Extraordinários progressos tecnológicos dentro e fora da medicina têm permitido à humanidade ser a cada dia mais biônica. Ainda que tenhamos desenvolvido mecanismos para prolongar a vida como marca-passos, próteses mecânicas, implantes cocleares, transplante de órgãos e etc, ainda temos todos a consciência da finitude. Por mais que a inteligência artificial esteja superando a humanidade, para além dessa noção da brevidade de nossa existência, nos diferenciamos da máquina também pela capacidade de sentir dor.

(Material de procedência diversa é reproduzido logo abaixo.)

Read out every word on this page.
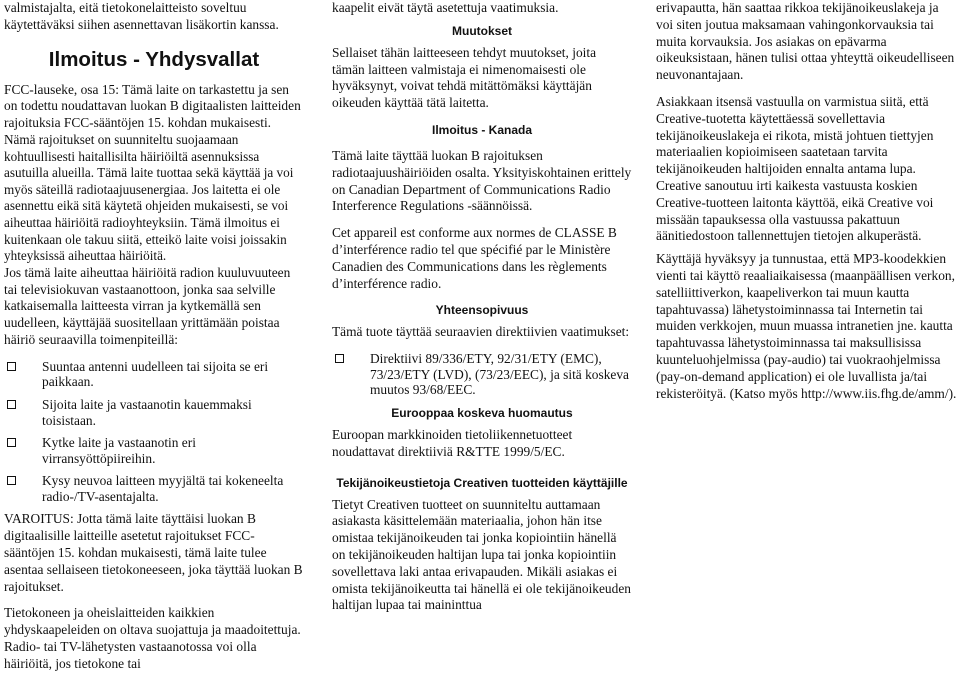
valmistajalta, eitä tietokonelaitteisto soveltuu käytettäväksi siihen asennettavan lisäkortin kanssa.

Ilmoitus - Yhdysvallat

FCC-lauseke, osa 15: Tämä laite on tarkastettu ja sen on todettu noudattavan luokan B digitaalisten laitteiden rajoituksia FCC-sääntöjen 15. kohdan mukaisesti.

Nämä rajoitukset on suunniteltu suojaamaan kohtuullisesti haitallisilta häiriöiltä asennuksissa asutuilla alueilla. Tämä laite tuottaa sekä käyttää ja voi myös säteillä radiotaajuusenergiaa. Jos laitetta ei ole asennettu eikä sitä käytetä ohjeiden mukaisesti, se voi aiheuttaa häiriöitä radioyhteyksiin. Tämä ilmoitus ei kuitenkaan ole takuu siitä, etteikö laite voisi joissakin yhteyksissä aiheuttaa häiriöitä.

Jos tämä laite aiheuttaa häiriöitä radion kuuluvuuteen tai televisiokuvan vastaanottoon, jonka saa selville katkaisemalla laitteesta virran ja kytkemällä sen uudelleen, käyttäjää suositellaan yrittämään poistaa häiriö seuraavilla toimenpiteillä:

Suuntaa antenni uudelleen tai sijoita se eri paikkaan.
Sijoita laite ja vastaanotin kauemmaksi toisistaan.
Kytke laite ja vastaanotin eri virransyöttöpiireihin.
Kysy neuvoa laitteen myyjältä tai kokeneelta radio-/TV-asentajalta.

VAROITUS: Jotta tämä laite täyttäisi luokan B digitaalisille laitteille asetetut rajoitukset FCC-sääntöjen 15. kohdan mukaisesti, tämä laite tulee asentaa sellaiseen tietokoneeseen, joka täyttää luokan B rajoitukset.

Tietokoneen ja oheislaitteiden kaikkien yhdyskaapeleiden on oltava suojattuja ja maadoitettuja. Radio- tai TV-lähetysten vastaanotossa voi olla häiriöitä, jos tietokone tai

kaapelit eivät täytä asetettuja vaatimuksia.

Muutokset

Sellaiset tähän laitteeseen tehdyt muutokset, joita tämän laitteen valmistaja ei nimenomaisesti ole hyväksynyt, voivat tehdä mitättömäksi käyttäjän oikeuden käyttää tätä laitetta.

Ilmoitus - Kanada

Tämä laite täyttää luokan B rajoituksen radiotaajuushäiriöiden osalta. Yksityiskohtainen erittely on Canadian Department of Communications Radio Interference Regulations -säännöissä.

Cet appareil est conforme aux normes de CLASSE B d’interférence radio tel que spécifié par le Ministère Canadien des Communications dans les règlements d’interférence radio.

Yhteensopivuus

Tämä tuote täyttää seuraavien direktiivien vaatimukset:

Direktiivi 89/336/ETY, 92/31/ETY (EMC), 73/23/ETY (LVD), (73/23/EEC), ja sitä koskeva muutos 93/68/EEC.
Eurooppaa koskeva huomautus

Euroopan markkinoiden tietoliikennetuotteet noudattavat direktiiviä R&TTE 1999/5/EC.

Tekijänoikeustietoja Creativen tuotteiden käyttäjille

Tietyt Creativen tuotteet on suunniteltu auttamaan asiakasta käsittelemään materiaalia, johon hän itse omistaa tekijänoikeuden tai jonka kopiointiin hänellä on tekijänoikeuden haltijan lupa tai jonka kopiointiin sovellettava laki antaa erivapauden. Mikäli asiakas ei omista tekijänoikeutta tai hänellä ei ole tekijänoikeuden haltijan lupaa tai maininttua

erivapautta, hän saattaa rikkoa tekijänoikeuslakeja ja voi siten joutua maksamaan vahingonkorvauksia tai muita korvauksia. Jos asiakas on epävarma oikeuksistaan, hänen tulisi ottaa yhteyttä oikeudelliseen neuvonantajaan.

Asiakkaan itsensä vastuulla on varmistua siitä, että Creative-tuotetta käytettäessä sovellettavia tekijänoikeuslakeja ei rikota, mistä johtuen tiettyjen materiaalien kopioimiseen saatetaan tarvita tekijänoikeuden haltijoiden ennalta antama lupa. Creative sanoutuu irti kaikesta vastuusta koskien Creative-tuotteen laitonta käyttöä, eikä Creative voi missään tapauksessa olla vastuussa pakattuun äänitiedostoon tallennettujen tietojen alkuperästä.

Käyttäjä hyväksyy ja tunnustaa, että MP3-koodekkien vienti tai käyttö reaaliaikaisessa (maanpäällisen verkon, satelliittiverkon, kaapeliverkon tai muun kautta tapahtuvassa) lähetystoiminnassa tai Internetin tai muiden verkkojen, muun muassa intranetien jne. kautta tapahtuvassa lähetystoiminnassa tai maksullisissa kuunteluohjelmissa (pay-audio) tai vuokraohjelmissa (pay-on-demand application) ei ole luvallista ja/tai rekisteröityä. (Katso myös http://www.iis.fhg.de/amm/).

O filólogo alemão Friedrich Nietzsche disse uma vez que “o que não nos destrói nos fortalece”. Este talvez seja um dos pensamentos que melhor definem a finalidade da dor. A analogia pode ser feita tanto para uma dor física quanto emocional. Isso porque a dor, a despeito do desconforto que causa ao doente, quase sempre tem uma finalidade maior. Por este motivo, estudiosos e especialistas pesquisam cada dia mais sobre este fenômeno que causa tanto desconforto ao ser humano.
2020 foi definido como Ano Internacional de Prevenção à Dor, com o objetivo de trazer maior clareza para doentes e profissionais de saúde. Uma definição mais precisa deste conceito nos ajuda a garantir cuidados e estratégias que possam reduzir os impactos de dores crônicas na vida de todos. A Associação Internacional para Estudos da Dor (IASP) nos alerta de que o relato de uma pessoa sobre uma experiência de dor deve ser sempre respeitado. Isso porque a dor é uma experiência pessoal e intransferível, que é influenciada, em graus variáveis, por fatores biológicos, psicológicos e sociais. Através das suas experiências de vida, as pessoas aprendem o conceito de dor e, a cada experiência de dor, mais sofisticado se torna o relato. Isso porque o indivíduo vai se tornando consciente da sua constituição interna a partir dessas experiências. Porém a incapacidade de uma pessoa de expressar a dor que sente não deve invalidar a possibilidade da existência de tal dor. Seres humanos e outros animais podem sentir dor, ainda que não consigam falar ou expressar de alguma forma.
Pela primeira vez desde 1979, a IASP não atualizava a definição de dor e, a realização de tal feito se mostra fundamental. Além de incluir tipos de dores que não eram bem compreendidas anos atrás (como as dores persistentes pós cirúrgicas), a associação define dor como “uma experiência sensitiva e emocional desagradável associada a uma lesão tecidual real ou potencial, ou descrita nos termos de tal lesão.” Este trabalho de revisão contou com auxílio de 14 membros especialistas no estudo da dor de diversos países entre os anos de 2018 a 2020.
Atualmente a dor é entendida como um fenômeno mais complexo e diferente da nocicepção. Isso porque ela não pode ser determinada unicamente pela atividade dos sinais neurais. A dor é uma experiência única de cada indivíduo, como uma digital. Embora geralmente cumpra um papel adaptativo, ela pode ter efeitos adversos na função e no bem-estar social e psicológico. Por este motivo, a dor não é subordinada necessariamente a um estímulo. É importante que tenhamos a consciência da dor como uma experiência emocional desagradável. Ainda que possa estar ligada a uma doença imaginária, a dor da pessoa, em si, é real. O entendimento da dor como fenômeno biopscicossocial faz uma grande diferença na abordagem do tratamento e na melhora de seus sintomas.